Chambers-style recurrence. This formulation is often preferable in practice because it organizes the scalar updates differently and is a useful reference method for benchmarks.

method="algorithm_a"

Algorithm-A-style recurrence. It is included for comparison and for reproducing the experimental benchmark family.

Direct modified-factor products

A central feature of cholrot is the ability to compute

\[w = D v\]

without first materializing the full modified factor D.

The explicit route is

D = cholrot.downdate(R, z)
w = D @ v

The fused route is

w = cholrot.matvec(R, z, v, alpha=-1)

The fused route avoids storing D. For dense generic triangular factors the operation is still quadratic, but it avoids the extra materialization and can reduce memory traffic.
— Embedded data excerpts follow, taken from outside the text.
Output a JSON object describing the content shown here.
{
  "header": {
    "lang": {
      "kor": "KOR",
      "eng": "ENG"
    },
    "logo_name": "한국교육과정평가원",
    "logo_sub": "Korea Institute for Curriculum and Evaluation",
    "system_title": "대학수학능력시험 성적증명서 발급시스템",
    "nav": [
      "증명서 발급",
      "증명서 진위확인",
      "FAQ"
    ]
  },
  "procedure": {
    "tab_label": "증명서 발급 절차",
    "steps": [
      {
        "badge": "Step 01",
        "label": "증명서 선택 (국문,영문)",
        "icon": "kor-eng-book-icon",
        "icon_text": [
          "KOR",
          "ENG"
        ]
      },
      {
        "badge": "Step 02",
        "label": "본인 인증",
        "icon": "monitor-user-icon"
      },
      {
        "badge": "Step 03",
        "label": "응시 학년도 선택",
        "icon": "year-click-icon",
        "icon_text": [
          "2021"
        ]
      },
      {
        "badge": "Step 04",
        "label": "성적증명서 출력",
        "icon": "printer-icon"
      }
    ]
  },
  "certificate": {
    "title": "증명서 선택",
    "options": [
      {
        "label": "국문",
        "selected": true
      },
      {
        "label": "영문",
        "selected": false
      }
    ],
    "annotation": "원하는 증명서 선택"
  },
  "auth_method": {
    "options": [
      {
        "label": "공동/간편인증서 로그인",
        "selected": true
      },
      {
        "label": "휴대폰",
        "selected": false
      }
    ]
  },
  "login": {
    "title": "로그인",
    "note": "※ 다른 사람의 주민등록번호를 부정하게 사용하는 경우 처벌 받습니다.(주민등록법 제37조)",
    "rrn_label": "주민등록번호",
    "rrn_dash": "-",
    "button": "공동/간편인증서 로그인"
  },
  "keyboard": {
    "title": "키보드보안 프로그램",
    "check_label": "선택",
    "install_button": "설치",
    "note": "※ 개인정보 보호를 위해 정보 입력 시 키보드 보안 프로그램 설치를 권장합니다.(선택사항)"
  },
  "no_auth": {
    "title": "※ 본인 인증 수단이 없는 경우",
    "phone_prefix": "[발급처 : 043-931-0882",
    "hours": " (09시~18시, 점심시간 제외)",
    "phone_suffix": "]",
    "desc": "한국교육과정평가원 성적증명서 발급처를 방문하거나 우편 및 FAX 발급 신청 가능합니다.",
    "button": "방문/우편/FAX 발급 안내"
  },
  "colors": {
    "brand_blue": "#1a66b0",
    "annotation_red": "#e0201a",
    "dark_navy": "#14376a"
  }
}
For structured cases the saving can be much larger.

Matrix right-hand sides

matvec also accepts a matrix of right-hand sides. If B has several columns, then

W = cholrot.matvec(R, z, B, alpha=-1)

returns the same result as

W = D @ B

without explicitly storing D.

Rank-one modified solves

cholsolve solves

\[(A + \alpha z z^T)x = b\]

where A is represented by its Cholesky factor. The function avoids forming the modified matrix explicitly.

For upper-triangular factors:

x = cholrot.cholsolve(R, z, b, alpha=-1)

The reference identity tested by the package is

Anew = R.T @ R - np.outer(z, z)
np.allclose(x, np.linalg.solve(Anew, b))

Identity-structured product

For the special case

\[D D^T = I + \alpha z z^T,\]

cholrot provides identity_matvec:

w = cholrot.identity_matvec(z, v, alpha=-1, lower=True)

This is the structured case in which the largest speedups are expected. The algorithm does not scan a dense triangular input factor because the original factor is the identity.

Correctness tests

The regression suite checks the following identities:

  • materialized update/downdate factors reconstruct the modified matrix;

  • direct matvec agrees with explicit D @ v and D @ B;

  • cholsolve agrees with numpy.linalg.solve on the modified matrix;

  • identity_matvec agrees with the explicit Cholesky factor in the identity structured case;

  • invalid downdates raise NonPositiveDefiniteError.

Benchmark interpretation

Benchmarks should be interpreted by separating algorithmic complexity from implementation constants and threading.

Full dense Cholesky recomputation costs cubic time. Dense rank-one modification costs quadratic time. The identity-structured product can be linear in the vector length.

Highly optimized LAPACK/MKL Cholesky with many threads can be competitive for small and moderate dense matrices. The reason to use cholrot is not that it replaces MKL, but that it avoids recomputing or materializing objects that are unnecessary for rank-one modified problems.